Halfway through the WSET Diploma, I am a wine student. Employed in wine retail, I am a wine salesperson. But we’re all called wine geeks, no matter how we’re engaged or employed, since this level of seriousness renders us that particular peculiar, unfortunate and current nomenclature.

But I’m not a geek. The term, as it’s come to be used today, is goofy and sophomoric. Traditional usage of geek was much worse, having originally carried meanings as varied and negative as socially inept, dimwitted and freakish; its current usage is as good as it has evolved. I’d argue that it looks okay attached to the word technology, not wine. But all the older wine identifiers are equally poor. I’m not a wine lover, a term that conjures Bacchic rapture. My classmates and I are wine students, though the word awkwardly suggests short pants and book bags. Flying winemakers, UC-Davis Ph.Ds and Masters of Wine can claim the term expert. And haughty wine aficionado sounds like someone who simply enjoys more upgrades than a plain wine tourist.

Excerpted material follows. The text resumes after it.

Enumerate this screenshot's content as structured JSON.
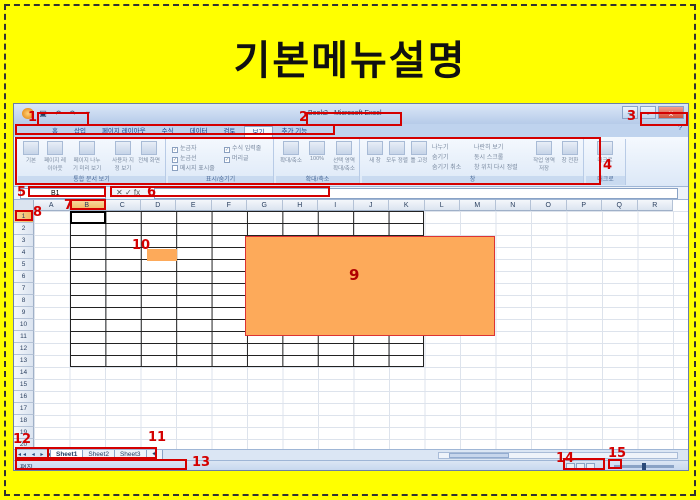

So what’s a wordsmith to do? I’m not a wine writer until I’m paid to smith my wine words; and wine blogger is confining and slightly demeaning. Wine groupie? Sounds like sex with winemakers. Wine follower suggests pious devotion to holy scripture…which in all honesty does approach the reverential spirit with which wine people treat the subject and its matter. Maybe the derogatory term wino could be rehabilitated; it can’t be worse than the freakish beginnings of geek to its present state of nerdy respectability.